| > You are suggesting that if it's not a crime to take on a responsibility, you can't be punished for betraying it - that doesn't follow to me. I'm suggesting the exactly opposite. That by having sex and getting pregnant you don't enter any contract and you don't automatically agree to take any responsibility. You can be punished for violating terms of something you voluntarily agreed to. > why don't you assume the potential consequence of bringing a pregnancy to full term by voluntarily having sex, and not aborting in early terms? If you made a voluntary decision to not abort in early terms then probably we can assume that. >> if your child needs a kidney to survive you are not obliged to provide it
> you aren't responsible for such a condition. You might be. This might be a genetic birth defect (which is your responsibility for having sex by your count because it's one of the possible outcomes you are assumed to accept). Or you might have damaged you kid kidney with bad diet or herbal remedies or just beating the kid. And you still wouldn't be obliged to provide your kidney as a replacement. The point is, the law should never require of you the piece of your body. > because you put them there? Can I lock you in a cage and claim no responsibility in getting you out? Absolutely. However you'll be fully responsible for putting me there, if it was illegal. |
I don't think this reasoning tracks. Let's say you're in a bar and get into a heated argument with another person and you decide to "take it outside", as it were. You don't have to fight this person, no one is making you, you both decided to engage in the activity. Now one of you ends up severely injured or maybe even dead, not because that was the intention but because of bad luck.

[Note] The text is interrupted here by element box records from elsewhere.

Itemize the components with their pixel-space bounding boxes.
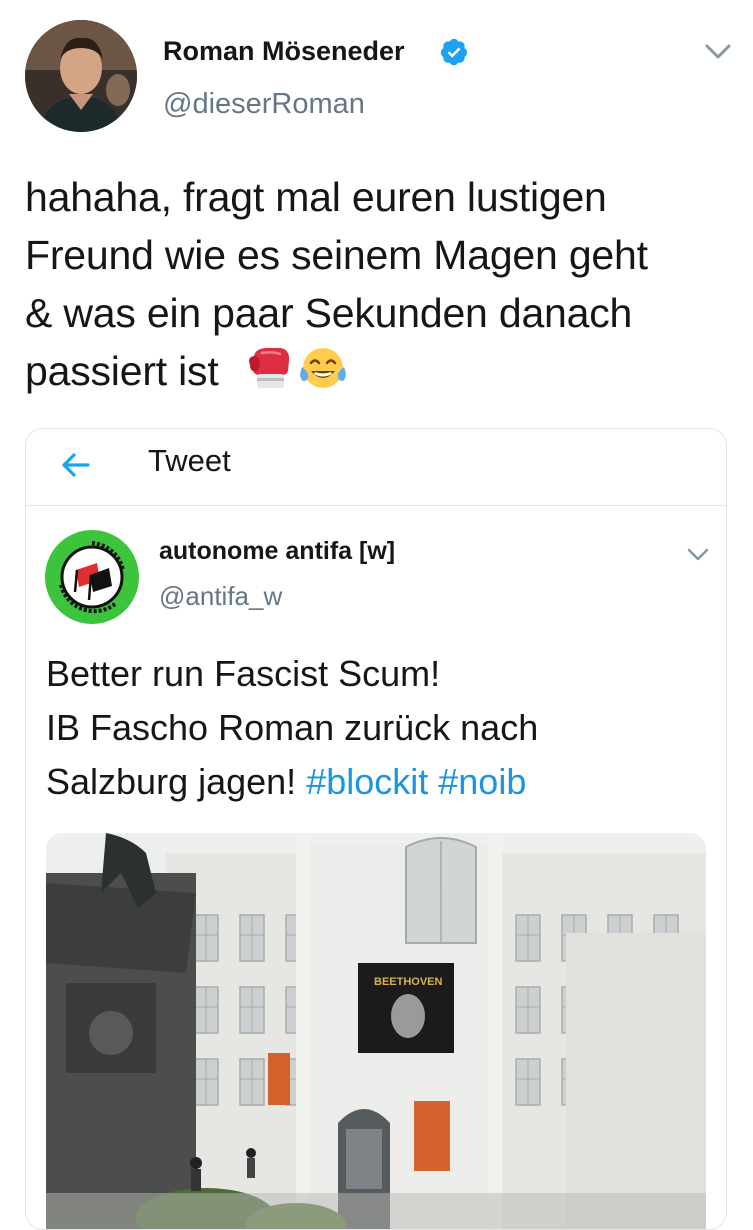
antifa-logo-icon xyxy=(45,530,139,624)
embedded-tweet-text: Better run Fascist Scum! IB Fascho Roman… xyxy=(46,647,716,809)
tears-of-joy-icon xyxy=(299,348,346,388)
avatar[interactable] xyxy=(45,530,139,624)
embedded-author-handle[interactable]: @antifa_w xyxy=(159,581,282,612)
boxing-glove-icon xyxy=(248,348,289,388)
chevron-down-icon[interactable] xyxy=(686,547,710,563)
author-handle[interactable]: @dieserRoman xyxy=(163,88,365,121)
verified-badge-icon xyxy=(440,38,468,66)
building-photo: BEETHOVEN xyxy=(46,833,706,1229)
card-header-title: Tweet xyxy=(148,443,231,478)
embedded-text-line: Better run Fascist Scum! xyxy=(46,653,441,694)
embedded-author-display-name[interactable]: autonome antifa [w] xyxy=(159,537,395,566)
embedded-tweet-card[interactable]: Tweet autonome antifa [w] @antifa_w Bett… xyxy=(25,428,727,1230)
tweet-text-line: & was ein paar Sekunden danach xyxy=(25,290,633,336)
tweet-text-line-last: passiert ist xyxy=(25,342,740,400)
author-display-name[interactable]: Roman Möseneder xyxy=(163,36,405,67)
card-header-bar: Tweet xyxy=(26,429,726,506)
avatar[interactable] xyxy=(25,20,137,132)
embedded-photo[interactable]: BEETHOVEN xyxy=(46,833,706,1229)
embedded-text-line: Salzburg jagen! xyxy=(46,761,297,802)
chevron-down-icon[interactable] xyxy=(704,42,732,62)
embedded-text-line-last: Salzburg jagen! #blockit #noib xyxy=(46,755,716,809)
hashtag-link[interactable]: #noib xyxy=(438,761,526,802)
banner-text: BEETHOVEN xyxy=(374,976,443,988)
tweet-text-line: Freund wie es seinem Magen geht xyxy=(25,232,648,278)
tweet-text-line: passiert ist xyxy=(25,348,219,394)
hashtag-link[interactable]: #blockit xyxy=(306,761,428,802)
back-arrow-icon[interactable] xyxy=(58,447,94,483)
tweet-text: hahaha, fragt mal euren lustigen Freund … xyxy=(25,168,740,400)
embedded-text-line: IB Fascho Roman zurück nach xyxy=(46,707,539,748)
tweet-text-line: hahaha, fragt mal euren lustigen xyxy=(25,174,607,220)
avatar-photo xyxy=(25,20,137,132)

You agreed to the fight, with the known probability of significant bodily harm even though neither party desired that outcome. Do either of you have any responsibility for that outcome?
> The point is, the law should never require of you the piece of your body.
I think this is your strongest argument, because I honestly cannot think of a reason the state should be allowed to do that and the only counter argument I can muster is that there's currently no other way to bring a fetus to term, which I feel is a weak justification.